4 Questions to Ask About Student Groups in Online MBA Programs
This post was originally published by US News Education, written by Ian Quillen and published July 27, 2015. See full article here.
For many students over the years, the appeal of an in-person MBA program has been just as much about the chance to make professional connections as the academic experience.
And now as online programs mature, experts say more students exploring virtual MBA options are weighing similar factors.
The network “is a big reason why one would choose an MBA,” says Dan Bursch, program director of MBA@UNC, the online MBA program at the University of North Carolina—Chapel Hill. “So creating a tight network within a virtual community is essential. I think it’s something students are expecting.”
The availability of student clubs, groups and associations may be important to prospective online MBA students because of the chance they provide to forge close connections. Below are four questions to ask to help determine the potential quality of virtual student groups and additional networking opportunities in an online MBA program.
[Join a virtual club as an online student.]
1. Do online and on-campus students mix? Student associations at some online MBA programs may exist entirely separate from the associations for on-campus students, while others may combine membership between online, face-to-face and even blended programs. And experts say there can be benefits to both approaches.
Exclusively online student organizations may have developed better means of communicating, supporting and creating access to group activities in a virtual setting than groups catering to students in multiple mediums. On the other hand, combined groups afford access to a wider network of current and future business professionals, especially in programs where many virtual students are locally based.

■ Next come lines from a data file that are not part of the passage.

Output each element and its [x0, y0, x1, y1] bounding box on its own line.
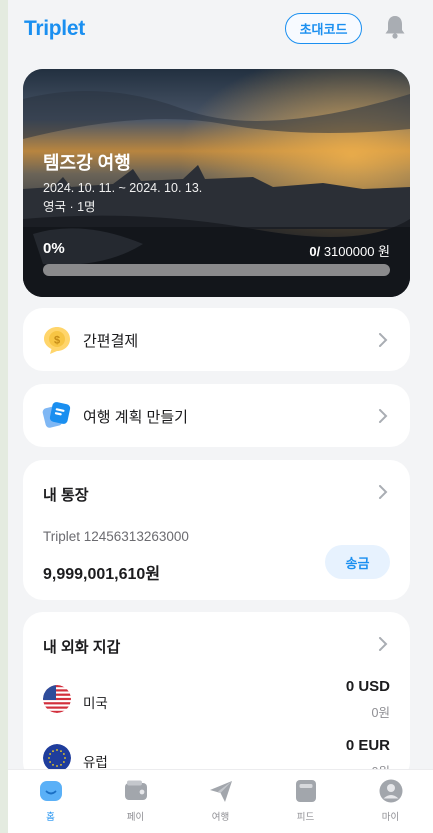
quick-pay-label: 간편결제: [83, 333, 139, 350]
trip-destination-people: 영국 · 1명: [43, 200, 96, 214]
tab-pay[interactable]: 페이: [93, 770, 178, 833]
wallet-icon: [124, 780, 147, 800]
fx-amount: 0 USD: [345, 678, 390, 695]
my-account-card[interactable]: 내 통장 Triplet 12456313263000 9,999,001,61…: [23, 460, 410, 600]
send-money-button[interactable]: 송금: [325, 545, 390, 579]
chevron-right-icon[interactable]: [378, 485, 388, 499]
make-plan-label: 여행 계획 만들기: [83, 409, 188, 426]
trip-title: 템즈강 여행: [43, 153, 131, 173]
trip-amount-current: 0/: [309, 244, 321, 259]
tab-travel-label: 여행: [211, 812, 230, 823]
home-icon: [39, 781, 62, 801]
fx-wallet-card[interactable]: 내 외화 지갑 미국 0 USD 0원 유럽 0 EUR: [23, 612, 410, 782]
trip-progress-bar: [43, 264, 390, 276]
tab-my-label: 마이: [381, 812, 400, 823]
eu-flag-icon: [43, 744, 71, 772]
fx-amount: 0 EUR: [345, 737, 390, 754]
bottom-tab-bar: 홈 페이 여행 피드 마이: [8, 769, 433, 833]
tab-travel[interactable]: 여행: [178, 770, 263, 833]
account-name: Triplet 12456313263000: [43, 529, 189, 544]
bell-icon[interactable]: [383, 14, 407, 40]
account-balance: 9,999,001,610원: [43, 566, 161, 583]
trip-card[interactable]: 템즈강 여행 2024. 10. 11. ~ 2024. 10. 13. 영국 …: [23, 69, 410, 297]
chevron-right-icon: [379, 333, 388, 347]
us-flag-icon: [43, 685, 71, 713]
fx-krw-value: 0원: [371, 706, 390, 720]
tab-feed[interactable]: 피드: [263, 770, 348, 833]
dollar-coin-icon: $: [44, 327, 70, 354]
make-plan-row[interactable]: 여행 계획 만들기: [23, 384, 410, 447]
tab-feed-label: 피드: [296, 812, 315, 823]
plan-cards-icon: [42, 402, 71, 428]
brand-logo: Triplet: [24, 17, 85, 40]
chevron-right-icon[interactable]: [378, 637, 388, 651]
fx-wallet-section-title: 내 외화 지갑: [43, 639, 121, 656]
chevron-right-icon: [379, 409, 388, 423]
feed-icon: [295, 780, 316, 802]
fx-country-label: 유럽: [83, 755, 108, 770]
tab-home-label: 홈: [46, 812, 55, 823]
tab-my[interactable]: 마이: [348, 770, 433, 833]
account-section-title: 내 통장: [43, 487, 89, 504]
profile-icon: [379, 779, 402, 803]
tab-home[interactable]: 홈: [8, 770, 93, 833]
trip-dates: 2024. 10. 11. ~ 2024. 10. 13.: [43, 181, 203, 195]
paper-plane-icon: [209, 781, 232, 802]
trip-budget-amount: 0/ 3100000 원: [309, 241, 390, 260]
invite-code-button[interactable]: 초대코드: [285, 13, 362, 44]
tab-pay-label: 페이: [126, 812, 145, 823]
top-bar: Triplet 초대코드: [8, 0, 433, 60]
trip-amount-target: 3100000 원: [320, 244, 390, 259]
quick-pay-row[interactable]: $ 간편결제: [23, 308, 410, 371]
svg-text:$: $: [54, 335, 60, 347]
app-screen: Triplet 초대코드 템즈강 여행 2024. 10. 11. ~ 2024…: [8, 0, 433, 833]
trip-progress-percent: 0%: [43, 240, 65, 257]
fx-wallet-item-usd[interactable]: 미국 0 USD 0원: [23, 678, 410, 728]
fx-country-label: 미국: [83, 696, 108, 711]
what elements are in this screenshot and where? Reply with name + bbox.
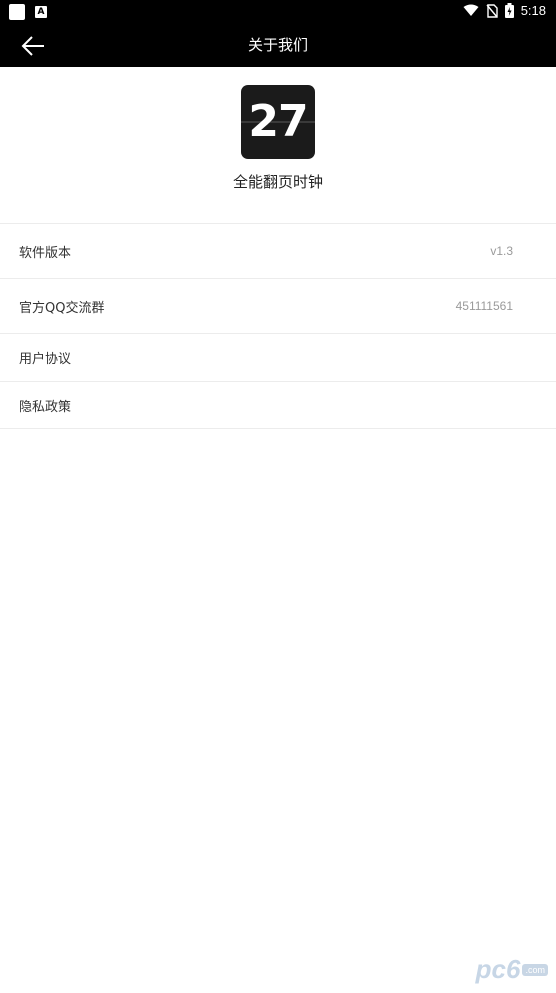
row-label: 软件版本 bbox=[19, 245, 72, 261]
app-icon-number: 27 bbox=[248, 96, 308, 147]
version-value: v1.3 bbox=[490, 244, 513, 258]
notification-square-icon bbox=[9, 4, 25, 20]
app-name: 全能翻页时钟 bbox=[232, 173, 323, 191]
row-qq-group[interactable]: 官方QQ交流群 451111561 bbox=[0, 279, 556, 333]
app-header: 27 全能翻页时钟 bbox=[0, 67, 556, 223]
row-label: 用户协议 bbox=[19, 352, 72, 367]
row-privacy-policy[interactable]: 隐私政策 bbox=[0, 382, 556, 428]
status-right-icons: 5:18 bbox=[463, 3, 546, 18]
qq-group-value: 451111561 bbox=[455, 299, 513, 313]
a-letter-icon: A bbox=[35, 6, 47, 18]
watermark-tag: .com bbox=[522, 963, 548, 976]
watermark: pc6 .com bbox=[476, 954, 548, 985]
row-software-version[interactable]: 软件版本 v1.3 bbox=[0, 224, 556, 278]
battery-charging-icon bbox=[504, 3, 514, 18]
watermark-text: pc6 bbox=[475, 954, 521, 984]
toolbar: 关于我们 bbox=[0, 24, 556, 67]
no-sim-icon bbox=[486, 3, 498, 18]
page-title: 关于我们 bbox=[247, 36, 308, 54]
row-user-agreement[interactable]: 用户协议 bbox=[0, 334, 556, 381]
app-logo-icon: 27 bbox=[241, 85, 315, 159]
wifi-icon bbox=[463, 4, 479, 16]
divider bbox=[0, 428, 556, 429]
row-label: 官方QQ交流群 bbox=[19, 300, 105, 316]
row-label: 隐私政策 bbox=[19, 399, 72, 415]
status-bar: A 5:18 bbox=[0, 0, 556, 24]
status-left-icons: A bbox=[9, 4, 47, 20]
status-time: 5:18 bbox=[520, 3, 546, 18]
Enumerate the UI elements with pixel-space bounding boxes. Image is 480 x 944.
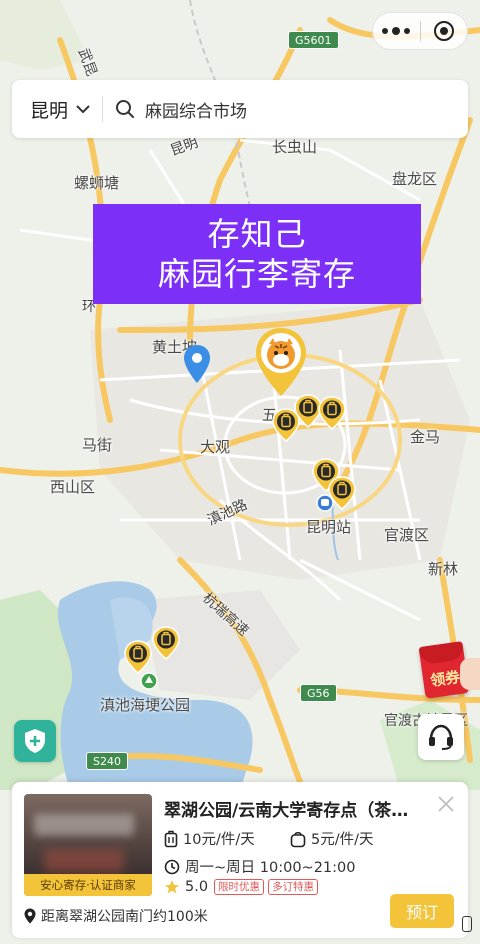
store-thumbnail[interactable]: 安心寄存·认证商家 <box>24 794 152 896</box>
suitcase-icon <box>164 830 178 847</box>
current-location-pin-icon <box>184 345 210 383</box>
banner-line1: 存知己 <box>207 215 307 253</box>
luggage-store-marker-icon[interactable] <box>318 396 346 430</box>
search-field[interactable] <box>103 80 468 138</box>
safety-shield-button[interactable] <box>14 720 56 762</box>
selected-store-marker-icon[interactable] <box>253 326 309 398</box>
distance-text: 距离翠湖公园南门约100米 <box>41 909 208 925</box>
bag-icon <box>290 831 306 847</box>
coupon-button[interactable]: 领券 <box>418 640 480 699</box>
distance-row: 距离翠湖公园南门约100米 <box>24 906 208 926</box>
map-label-xishanqu: 西山区 <box>50 478 96 496</box>
scroll-handle-icon[interactable] <box>462 916 472 932</box>
city-selector[interactable]: 昆明 <box>12 80 102 138</box>
price-small-row: 5元/件/天 <box>290 828 374 849</box>
map-label-panlongqu: 盘龙区 <box>392 170 438 188</box>
luggage-store-marker-icon[interactable] <box>328 476 356 510</box>
shield-plus-icon <box>25 729 45 753</box>
banner-line2: 麻园行李寄存 <box>157 255 356 293</box>
customer-service-button[interactable] <box>418 714 464 760</box>
search-icon <box>116 100 135 118</box>
opening-hours: 周一~周日 10:00~21:00 <box>185 860 356 876</box>
map-label-dianchi-park: 滇池海埂公园 <box>100 696 191 714</box>
location-icon <box>24 908 36 924</box>
rating-row: 5.0 限时优惠 多订特惠 <box>164 879 319 895</box>
price-large: 10元/件/天 <box>183 832 255 848</box>
chevron-down-icon <box>76 105 90 114</box>
tag-multi-order: 多订特惠 <box>268 879 319 895</box>
map-label-guanduqu: 官渡区 <box>384 526 430 544</box>
target-circle-icon[interactable] <box>420 13 467 49</box>
book-button[interactable]: 预订 <box>390 894 454 928</box>
rating-value: 5.0 <box>185 879 209 895</box>
tag-limited-offer: 限时优惠 <box>214 879 265 895</box>
hours-row: 周一~周日 10:00~21:00 <box>164 856 355 877</box>
price-large-row: 10元/件/天 <box>164 828 255 849</box>
search-input[interactable] <box>145 99 446 119</box>
highway-shield-g5601: G5601 <box>288 31 339 49</box>
city-name: 昆明 <box>30 99 69 122</box>
map-label-luositang: 螺蛳塘 <box>74 174 120 192</box>
map-label-majie: 马街 <box>82 436 113 454</box>
luggage-store-marker-icon[interactable] <box>152 626 180 660</box>
search-bar: 昆明 <box>12 80 468 138</box>
price-small: 5元/件/天 <box>311 832 374 848</box>
more-dots-icon[interactable] <box>373 13 420 49</box>
clock-icon <box>164 859 180 874</box>
store-title: 翠湖公园/云南大学寄存点（茶… <box>164 801 409 821</box>
map-label-changchongshan: 长虫山 <box>272 138 318 156</box>
map-label-daguan: 大观 <box>200 438 231 456</box>
map-label-kunmingzhan: 昆明站 <box>306 518 352 536</box>
certified-badge: 安心寄存·认证商家 <box>24 874 152 896</box>
luggage-store-marker-icon[interactable] <box>124 640 152 674</box>
hand-icon <box>460 658 480 690</box>
store-card[interactable]: 安心寄存·认证商家 翠湖公园/云南大学寄存点（茶… 10元/件/天 5元/件/天… <box>12 782 468 938</box>
park-icon <box>140 672 158 690</box>
star-icon <box>165 880 179 894</box>
headset-icon <box>429 724 453 750</box>
highway-shield-s240: S240 <box>86 752 128 770</box>
highway-shield-g56: G56 <box>300 684 337 702</box>
miniprogram-capsule <box>372 12 468 50</box>
map-label-jinma: 金马 <box>410 428 441 446</box>
map-label-xinlin: 新林 <box>428 560 459 578</box>
close-icon[interactable] <box>436 794 456 814</box>
promo-banner: 存知己 麻园行李寄存 <box>93 204 421 304</box>
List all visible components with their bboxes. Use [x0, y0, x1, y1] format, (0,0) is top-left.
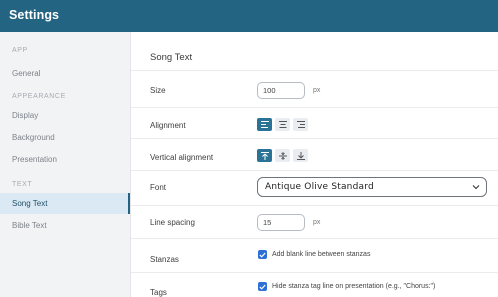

At North Carolina State, for example, most online business students live within reasonable driving distance and are seeking professional connections within the area, known as the Research Triangle region. For that reason, says Claire Jefferies, the school’s Jenkins MBA program director of student and academic engagement, groups combining online and on-campus students make sense.
Jefferies adds, however, that online students should ask about the level of virtual access to activities for student associations that cater to both face-to-face and online programs.
“It’s one thing to say, ‘Yes you can join,’ and another to put effort into making it easy and accommodating to them,” she says.
2. Is there dedicated faculty and funding? Fully virtual student associations may not require a physical meeting space, but benefit substantially when they are afforded dedicated funding and faculty mentoring, says Jo Cooey, president of the online Women in Business Association at Indiana University’s online MBA program, part of Kelley Direct.
Having a dedicated faculty liaison gives her group the credibility necessary to create formal relationships with external professional organizations, Cooey says. Meanwhile, dedicated funding dramatically increases the quality of virtual group events, and particularly of virtual guest speakers the group can attract.
3. Are students nearby? Although one attraction of online programs is that living near campus isn’t required, students considering online MBA programs may want to know if a program draws a lot of students from their region.
The proximity of other students may lead to a stronger groups and associations because it allows them to hold regular in-person events in addition to virtual meetings. This can be more common at state schools that attract more in-state students, experts say.
“The majority of our students live within a pretty reasonable driving distance,” Jefferies explains. “They may just work 45 minutes away and can’t come back to campus at night. We actually have quite a few online students participate in our student activities just as our face-to-face students would.”
But students considering a more distant online MBA program shouldn’t completely discount the potential for in-person interaction with other students. Some programs may have student groups centered in major metropolitan areas, Bursch says. Others may have regular residential componentsthat require students to spend a few days a year on campus or at another location.